Getz (2012) The Effect of Aquatic and Land-Based Training on the Metabolic Cost of Walking and Motor Performance in Children with Cerebral Palsy: A Pilot Study

Introduction: The Challenge of Cerebral Palsy (CP) in Children

Cerebral Palsy (CP) represents a group of permanent movement and posture disorders, severely affecting the activity levels due to disturbances in the developing brain of infants or fetuses. Children with CP exhibit a range of functional restrictions including exaggerated muscle tone, reduced range of motion, and diminished muscular strength, which collectively compromise their walking ability. Notably, these children experience an increased metabolic cost of walking (MCW), necessitating up to three times the energy compared to their peers without disabilities.

Study Aim: Comparing Aquatic and Land-Based Interventions

This pilot study aimed to evaluate the impact of aquatic (AQ) versus land-based (LB) training programs on the MCW, gross motor function, and locomotor performance in children with CP. Eleven children with spastic diplegic CP participated, divided into AQ (n=6) and LB (n=5) groups. The study measured oxygen uptake (VO2) to derive MCW, alongside assessments including the 10-m walk test, Gross Motor Function Measure (GMFM), and Pediatric Evaluation Developmental Inventory (PEDI).

Methodology: Tailored Training Programs

The AQ group underwent a tailored 30-minute aquatic session twice weekly, focusing on improving water adjustment skills and functional abilities, while the LB group received land-based exercises aimed at enhancing fundamental motor skills and treadmill walking.
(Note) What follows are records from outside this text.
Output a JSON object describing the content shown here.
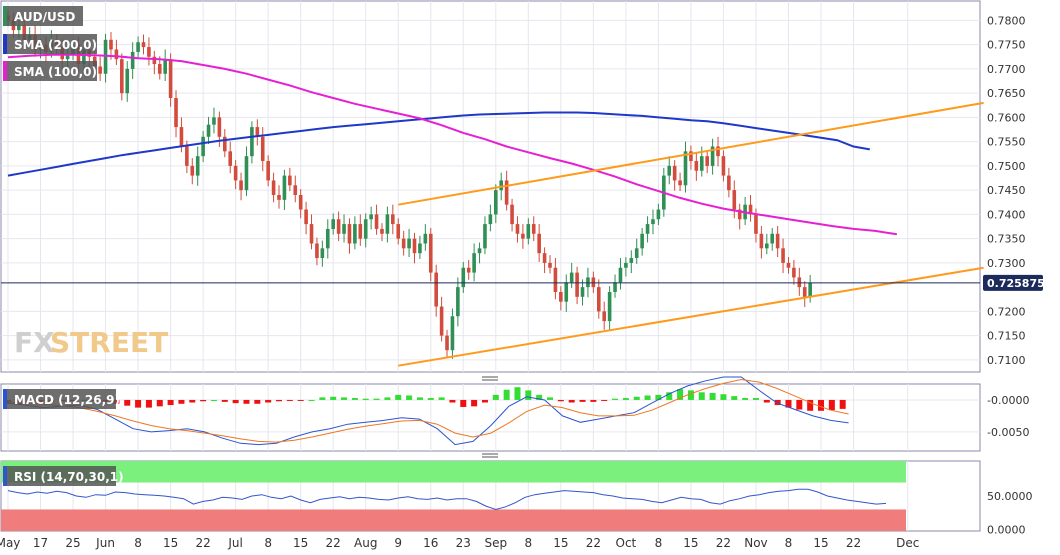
{
  "colors": {
    "up": "#2f8f55",
    "down": "#d24b3c",
    "sma200": "#1e38c8",
    "sma100": "#e620d2",
    "channel": "#ff9a1a",
    "hist_pos": "#33dd33",
    "hist_neg": "#ee1111",
    "macd": "#2a55d0",
    "signal": "#ee7722",
    "rsi": "#3355cc",
    "rsi_over": "#7cf07c",
    "rsi_under": "#f07c7c",
    "grid": "#e6e6ef",
    "border": "#8888aa"
  },
  "legend": {
    "pair": "AUD/USD",
    "sma200": "SMA (200,0)",
    "sma100": "SMA (100,0)",
    "macd": "MACD (12,26,9)",
    "rsi": "RSI (14,70,30,1)"
  },
  "watermark": {
    "fx": "FX",
    "street": "STREET"
  },
  "last_price_label": "0.725875",
  "chart_data": [
    {
      "type": "candlestick",
      "title": "AUD/USD",
      "ylim": [
        0.7075,
        0.784
      ],
      "y_ticks": [
        "0.7800",
        "0.7750",
        "0.7700",
        "0.7650",
        "0.7600",
        "0.7550",
        "0.7500",
        "0.7450",
        "0.7400",
        "0.7350",
        "0.7300",
        "0.7200",
        "0.7150",
        "0.7100"
      ],
      "last_price": 0.725875,
      "x_labels": [
        "May",
        "17",
        "25",
        "Jun",
        "8",
        "15",
        "22",
        "Jul",
        "8",
        "15",
        "22",
        "Aug",
        "9",
        "16",
        "23",
        "Sep",
        "8",
        "15",
        "22",
        "Oct",
        "8",
        "15",
        "22",
        "Nov",
        "8",
        "15",
        "22",
        "Dec"
      ],
      "x_label_bars": [
        0,
        6,
        12,
        18,
        24,
        30,
        36,
        42,
        48,
        54,
        60,
        66,
        72,
        78,
        84,
        90,
        96,
        102,
        108,
        114,
        120,
        126,
        132,
        138,
        144,
        150,
        156,
        166
      ],
      "closes": [
        0.78,
        0.778,
        0.779,
        0.776,
        0.777,
        0.774,
        0.775,
        0.7735,
        0.776,
        0.7745,
        0.772,
        0.773,
        0.775,
        0.771,
        0.774,
        0.7725,
        0.7705,
        0.769,
        0.776,
        0.774,
        0.772,
        0.765,
        0.77,
        0.7735,
        0.7755,
        0.7745,
        0.7725,
        0.771,
        0.769,
        0.772,
        0.764,
        0.758,
        0.754,
        0.75,
        0.748,
        0.752,
        0.756,
        0.7585,
        0.76,
        0.756,
        0.753,
        0.75,
        0.747,
        0.745,
        0.752,
        0.758,
        0.756,
        0.751,
        0.747,
        0.744,
        0.743,
        0.748,
        0.746,
        0.744,
        0.741,
        0.738,
        0.734,
        0.731,
        0.733,
        0.737,
        0.739,
        0.736,
        0.738,
        0.734,
        0.738,
        0.735,
        0.739,
        0.74,
        0.737,
        0.736,
        0.74,
        0.738,
        0.735,
        0.733,
        0.735,
        0.732,
        0.734,
        0.736,
        0.728,
        0.721,
        0.715,
        0.712,
        0.719,
        0.725,
        0.729,
        0.728,
        0.732,
        0.733,
        0.738,
        0.74,
        0.745,
        0.747,
        0.742,
        0.738,
        0.736,
        0.735,
        0.738,
        0.736,
        0.732,
        0.73,
        0.729,
        0.724,
        0.722,
        0.726,
        0.728,
        0.723,
        0.725,
        0.727,
        0.725,
        0.72,
        0.718,
        0.724,
        0.726,
        0.729,
        0.73,
        0.731,
        0.733,
        0.736,
        0.738,
        0.739,
        0.741,
        0.748,
        0.75,
        0.747,
        0.746,
        0.753,
        0.751,
        0.749,
        0.752,
        0.75,
        0.754,
        0.752,
        0.748,
        0.745,
        0.741,
        0.739,
        0.742,
        0.74,
        0.736,
        0.733,
        0.734,
        0.736,
        0.733,
        0.73,
        0.729,
        0.727,
        0.725,
        0.723,
        0.7259
      ],
      "sma200": [
        0.748,
        0.7486,
        0.7492,
        0.7498,
        0.7504,
        0.751,
        0.7516,
        0.7522,
        0.7527,
        0.7532,
        0.7537,
        0.7542,
        0.7547,
        0.7552,
        0.7556,
        0.756,
        0.7564,
        0.7568,
        0.7572,
        0.7576,
        0.758,
        0.7583,
        0.7586,
        0.7589,
        0.7592,
        0.7595,
        0.7598,
        0.7601,
        0.7604,
        0.7606,
        0.7607,
        0.7608,
        0.7609,
        0.761,
        0.761,
        0.761,
        0.7609,
        0.7607,
        0.7605,
        0.7603,
        0.76,
        0.7597,
        0.7594,
        0.7592,
        0.7588,
        0.7583,
        0.7578,
        0.7573,
        0.7568,
        0.7563,
        0.7558,
        0.7553,
        0.754,
        0.7534
      ],
      "sma200_start_bar": 0,
      "sma200_step": 3,
      "sma100": [
        0.7724,
        0.7727,
        0.7729,
        0.7729,
        0.7728,
        0.7726,
        0.7722,
        0.772,
        0.7716,
        0.7708,
        0.77,
        0.769,
        0.7678,
        0.7666,
        0.7652,
        0.764,
        0.7628,
        0.7618,
        0.7608,
        0.7598,
        0.7584,
        0.7568,
        0.7555,
        0.754,
        0.7528,
        0.7516,
        0.7505,
        0.7492,
        0.7478,
        0.7462,
        0.7448,
        0.7434,
        0.7422,
        0.7412,
        0.7404,
        0.7397,
        0.739,
        0.7383,
        0.7376,
        0.737,
        0.7366,
        0.7359
      ],
      "sma100_start_bar": 0,
      "sma100_step": 4,
      "channel_upper": [
        [
          72,
          0.742
        ],
        [
          180,
          0.763
        ]
      ],
      "channel_lower": [
        [
          72,
          0.7088
        ],
        [
          180,
          0.729
        ]
      ]
    },
    {
      "type": "bar",
      "title": "MACD (12,26,9)",
      "ylim": [
        -0.008,
        0.0025
      ],
      "y_ticks": [
        "-0.0000",
        "-0.0050"
      ],
      "histogram": [
        -0.0006,
        -0.0007,
        -0.0006,
        -0.0004,
        -0.0003,
        -0.0002,
        -0.0001,
        0.0,
        -0.0001,
        -0.0003,
        -0.0006,
        -0.0009,
        -0.0012,
        -0.0012,
        -0.001,
        -0.0008,
        -0.0006,
        -0.0004,
        -0.0002,
        0.0,
        -0.0003,
        -0.0005,
        -0.0006,
        -0.0006,
        -0.0004,
        -0.0002,
        -0.0001,
        -0.0001,
        0.0,
        0.0004,
        0.0005,
        0.0004,
        0.0003,
        0.0002,
        0.0002,
        0.0004,
        0.0008,
        0.0007,
        0.0004,
        0.0003,
        0.0004,
        -0.0004,
        -0.0011,
        -0.001,
        -0.0004,
        0.0008,
        0.0016,
        0.002,
        0.0015,
        0.0008,
        0.0004,
        -0.0002,
        -0.0004,
        -0.0003,
        -0.0003,
        -0.0001,
        0.0002,
        0.0003,
        0.0005,
        0.0007,
        0.0008,
        0.0012,
        0.0017,
        0.0015,
        0.0012,
        0.0011,
        0.0009,
        0.0006,
        0.0003,
        0.0003,
        -0.0004,
        -0.0008,
        -0.0012,
        -0.0015,
        -0.0017,
        -0.0017,
        -0.0016,
        -0.0014
      ],
      "histogram_start_bar": 0,
      "histogram_step": 2,
      "macd_line": [
        -0.0005,
        -0.0008,
        -0.0012,
        -0.001,
        -0.0008,
        -0.0015,
        -0.003,
        -0.0045,
        -0.005,
        -0.0048,
        -0.0045,
        -0.005,
        -0.006,
        -0.0068,
        -0.007,
        -0.0068,
        -0.0058,
        -0.005,
        -0.0045,
        -0.0038,
        -0.0035,
        -0.0032,
        -0.0028,
        -0.003,
        -0.0045,
        -0.007,
        -0.0065,
        -0.004,
        -0.001,
        0.0005,
        0.0,
        -0.0025,
        -0.0035,
        -0.003,
        -0.0025,
        -0.002,
        -0.0005,
        0.001,
        0.0022,
        0.003,
        0.0036,
        0.0036,
        0.0015,
        -0.0005,
        -0.0015,
        -0.0025,
        -0.0032,
        -0.0036
      ],
      "signal_line": [
        -0.0003,
        -0.0005,
        -0.0007,
        -0.0009,
        -0.0012,
        -0.0018,
        -0.0025,
        -0.0033,
        -0.004,
        -0.0045,
        -0.0048,
        -0.0052,
        -0.0056,
        -0.0061,
        -0.0065,
        -0.0066,
        -0.0063,
        -0.0058,
        -0.0052,
        -0.0046,
        -0.0041,
        -0.0037,
        -0.0033,
        -0.0032,
        -0.0038,
        -0.0052,
        -0.0058,
        -0.0052,
        -0.0036,
        -0.0018,
        -0.0008,
        -0.0012,
        -0.002,
        -0.0025,
        -0.0025,
        -0.0024,
        -0.0016,
        -0.0004,
        0.0008,
        0.0018,
        0.0026,
        0.0032,
        0.0028,
        0.0018,
        0.0006,
        -0.0006,
        -0.0016,
        -0.0022
      ],
      "lines_start_bar": 0,
      "lines_step": 3.3
    },
    {
      "type": "line",
      "title": "RSI (14,70,30,1)",
      "ylim": [
        -2,
        102
      ],
      "y_ticks": [
        "50.0000",
        "0.0000"
      ],
      "overbought": 70,
      "oversold": 30,
      "values": [
        58,
        55,
        53,
        56,
        54,
        57,
        55,
        50,
        48,
        52,
        51,
        56,
        55,
        53,
        52,
        51,
        50,
        48,
        46,
        38,
        42,
        44,
        48,
        47,
        45,
        50,
        52,
        48,
        46,
        50,
        44,
        40,
        45,
        47,
        49,
        46,
        48,
        47,
        45,
        44,
        47,
        49,
        46,
        45,
        47,
        44,
        46,
        46,
        42,
        35,
        30,
        34,
        40,
        48,
        52,
        54,
        56,
        58,
        57,
        56,
        55,
        52,
        50,
        47,
        46,
        45,
        42,
        40,
        44,
        48,
        46,
        45,
        40,
        38,
        43,
        46,
        50,
        52,
        55,
        57,
        58,
        60,
        60,
        56,
        50,
        47,
        44,
        42,
        40,
        38,
        39
      ],
      "values_start_bar": 0,
      "values_step": 1.8
    }
  ]
}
Results: Significant Improvements in AQ Group

Post-intervention analysis revealed a significant decrease in MCW and an increase in steady-state walking speed exclusively in the AQ group, indicating enhanced energy efficiency in walking. Both AQ and LB groups showed significant improvements in the 10-m walking speed, although the AQ training additionally improved the MCW of walking at steady state.

Conclusion: The Advantage of Aquatic Training

The findings suggest that while both AQ and LB interventions can enhance walking speed, aquatic training uniquely improves the metabolic efficiency of walking in children with spastic diplegic CP. This underscores the potential of aquatic training as an effective rehabilitation strategy, complementing traditional land-based therapies.

Keywords: Cerebral Palsy, Aquatic Training, Land-Based Training, Metabolic Cost of Walking, Motor Performance, Rehabilitation, Children.